Recruitment across the whole workforce had gone well, but there was still a hole at the front end of the business.
Measures being taken included good-quality advertising, working with agencies, and looking for social workers from overseas, to see if any of these could help.
The county was also working on a trainee scheme, with a deal involving working and studying at the same time.
The county council had already agreed an extra £500,000 for retention and recruitment, making sure the West Sussex starting band matched its neighbours.
“It is a very competitive local market,” he added.
Julian Harris, director of resources for adults’ and children’s services, said a lot of investment had been put into trying to boost recruitment. The overall vacancy rate across adults and children had been running at about 18 per cent.
It was now forecast to drop to about 12 or 13 per cent by about this time, and the corporate plan aimed to get it to ten per cent by the end of the current financial year.
“We are doing what we can, but whether we hit the target depends on how many people resign and leave,” said Mr Harris.
“We will do all we can to stop this happening, which is very difficult when people feel overburdened with work, and the level of vacancies we have.”
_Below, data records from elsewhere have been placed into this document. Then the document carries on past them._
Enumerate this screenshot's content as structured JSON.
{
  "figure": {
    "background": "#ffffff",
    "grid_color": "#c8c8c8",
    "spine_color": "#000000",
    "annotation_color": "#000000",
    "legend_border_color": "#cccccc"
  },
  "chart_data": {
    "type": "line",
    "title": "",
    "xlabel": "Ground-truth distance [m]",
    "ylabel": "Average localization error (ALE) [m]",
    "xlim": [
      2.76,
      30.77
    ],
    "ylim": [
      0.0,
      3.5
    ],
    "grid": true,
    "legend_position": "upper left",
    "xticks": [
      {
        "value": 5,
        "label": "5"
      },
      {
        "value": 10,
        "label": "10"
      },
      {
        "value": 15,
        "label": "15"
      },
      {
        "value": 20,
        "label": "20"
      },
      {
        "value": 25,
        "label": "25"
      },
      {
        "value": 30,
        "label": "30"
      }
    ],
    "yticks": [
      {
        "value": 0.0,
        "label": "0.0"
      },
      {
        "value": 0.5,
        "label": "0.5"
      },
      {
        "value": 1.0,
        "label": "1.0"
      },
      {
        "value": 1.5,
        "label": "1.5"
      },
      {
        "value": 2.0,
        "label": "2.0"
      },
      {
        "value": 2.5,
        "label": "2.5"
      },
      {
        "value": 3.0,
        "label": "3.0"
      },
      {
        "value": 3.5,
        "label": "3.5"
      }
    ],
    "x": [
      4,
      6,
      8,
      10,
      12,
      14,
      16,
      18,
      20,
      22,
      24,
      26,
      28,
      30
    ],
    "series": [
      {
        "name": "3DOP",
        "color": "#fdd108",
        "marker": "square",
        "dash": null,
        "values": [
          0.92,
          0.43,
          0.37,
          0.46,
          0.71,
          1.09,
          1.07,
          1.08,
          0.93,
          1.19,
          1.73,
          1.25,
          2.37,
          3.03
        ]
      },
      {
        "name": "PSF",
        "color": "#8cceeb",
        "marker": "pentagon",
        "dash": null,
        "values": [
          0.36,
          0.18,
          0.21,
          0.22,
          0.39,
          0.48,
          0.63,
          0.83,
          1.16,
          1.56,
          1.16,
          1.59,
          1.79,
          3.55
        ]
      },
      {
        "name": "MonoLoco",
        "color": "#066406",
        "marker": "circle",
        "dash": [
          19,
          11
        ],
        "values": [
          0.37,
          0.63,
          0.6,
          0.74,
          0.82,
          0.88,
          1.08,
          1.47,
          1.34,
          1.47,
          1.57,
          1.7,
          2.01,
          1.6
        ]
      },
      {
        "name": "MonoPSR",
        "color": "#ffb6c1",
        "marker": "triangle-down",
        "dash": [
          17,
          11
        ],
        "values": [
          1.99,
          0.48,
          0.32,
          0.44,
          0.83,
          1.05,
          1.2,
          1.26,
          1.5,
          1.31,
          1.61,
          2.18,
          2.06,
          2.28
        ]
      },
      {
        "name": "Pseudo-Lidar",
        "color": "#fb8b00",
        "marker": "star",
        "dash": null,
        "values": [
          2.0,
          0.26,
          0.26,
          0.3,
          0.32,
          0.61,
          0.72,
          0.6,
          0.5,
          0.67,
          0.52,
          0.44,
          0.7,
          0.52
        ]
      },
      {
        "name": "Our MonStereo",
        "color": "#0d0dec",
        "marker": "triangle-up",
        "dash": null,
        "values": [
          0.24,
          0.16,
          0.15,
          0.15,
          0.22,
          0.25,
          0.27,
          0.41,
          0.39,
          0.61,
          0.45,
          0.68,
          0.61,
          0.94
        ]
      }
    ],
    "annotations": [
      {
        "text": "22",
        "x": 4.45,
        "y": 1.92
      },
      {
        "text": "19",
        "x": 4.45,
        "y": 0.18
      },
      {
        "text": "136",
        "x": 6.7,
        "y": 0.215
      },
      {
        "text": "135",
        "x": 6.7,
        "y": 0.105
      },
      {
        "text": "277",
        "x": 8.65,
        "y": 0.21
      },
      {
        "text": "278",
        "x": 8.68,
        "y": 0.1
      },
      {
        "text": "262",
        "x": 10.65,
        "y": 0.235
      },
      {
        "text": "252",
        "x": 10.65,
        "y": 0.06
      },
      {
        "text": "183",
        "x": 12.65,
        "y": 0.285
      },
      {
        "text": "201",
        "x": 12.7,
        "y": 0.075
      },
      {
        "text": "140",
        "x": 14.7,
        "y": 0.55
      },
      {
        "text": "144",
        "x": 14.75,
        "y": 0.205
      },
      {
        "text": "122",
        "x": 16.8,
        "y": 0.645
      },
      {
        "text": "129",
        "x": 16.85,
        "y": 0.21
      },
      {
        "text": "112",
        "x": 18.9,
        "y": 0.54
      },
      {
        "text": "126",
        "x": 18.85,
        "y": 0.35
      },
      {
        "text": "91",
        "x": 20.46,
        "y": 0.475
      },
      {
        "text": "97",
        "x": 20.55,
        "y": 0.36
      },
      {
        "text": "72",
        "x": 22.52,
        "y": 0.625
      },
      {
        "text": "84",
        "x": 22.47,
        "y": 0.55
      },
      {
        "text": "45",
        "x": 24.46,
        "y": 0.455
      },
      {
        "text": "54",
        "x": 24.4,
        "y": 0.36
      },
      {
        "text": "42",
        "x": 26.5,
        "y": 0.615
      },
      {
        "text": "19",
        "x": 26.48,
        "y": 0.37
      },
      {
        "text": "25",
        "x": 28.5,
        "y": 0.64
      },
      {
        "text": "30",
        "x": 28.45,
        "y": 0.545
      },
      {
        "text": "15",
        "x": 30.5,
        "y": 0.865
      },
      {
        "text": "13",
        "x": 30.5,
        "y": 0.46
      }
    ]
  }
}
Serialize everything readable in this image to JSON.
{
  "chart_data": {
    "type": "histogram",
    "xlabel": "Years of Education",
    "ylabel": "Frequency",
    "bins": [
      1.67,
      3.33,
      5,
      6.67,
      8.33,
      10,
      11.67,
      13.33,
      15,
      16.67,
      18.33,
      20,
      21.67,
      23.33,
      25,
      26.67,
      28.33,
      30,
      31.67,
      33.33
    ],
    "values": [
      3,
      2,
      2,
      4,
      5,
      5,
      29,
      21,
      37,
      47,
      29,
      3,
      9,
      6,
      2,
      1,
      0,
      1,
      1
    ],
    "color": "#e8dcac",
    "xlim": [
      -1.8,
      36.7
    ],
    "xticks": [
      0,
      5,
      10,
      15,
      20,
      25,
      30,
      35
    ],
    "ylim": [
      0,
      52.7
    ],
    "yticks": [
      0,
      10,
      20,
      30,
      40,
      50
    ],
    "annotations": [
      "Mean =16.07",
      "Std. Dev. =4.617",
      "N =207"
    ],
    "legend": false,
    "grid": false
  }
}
Thirty social workers had been added to the base in children’s services, and they were trying to reduce vacancies as well.
Cllr Robert Dunn said that with a national shortage of social workers, solutions were not easy to find.
One problem over recruiting them was bad publicity nationally around social work. “Staff are fed up with complaints in newspapers and on television,” he added.
He would like to be optimistic. “But we can’t magic up these experienced people,” he admitted.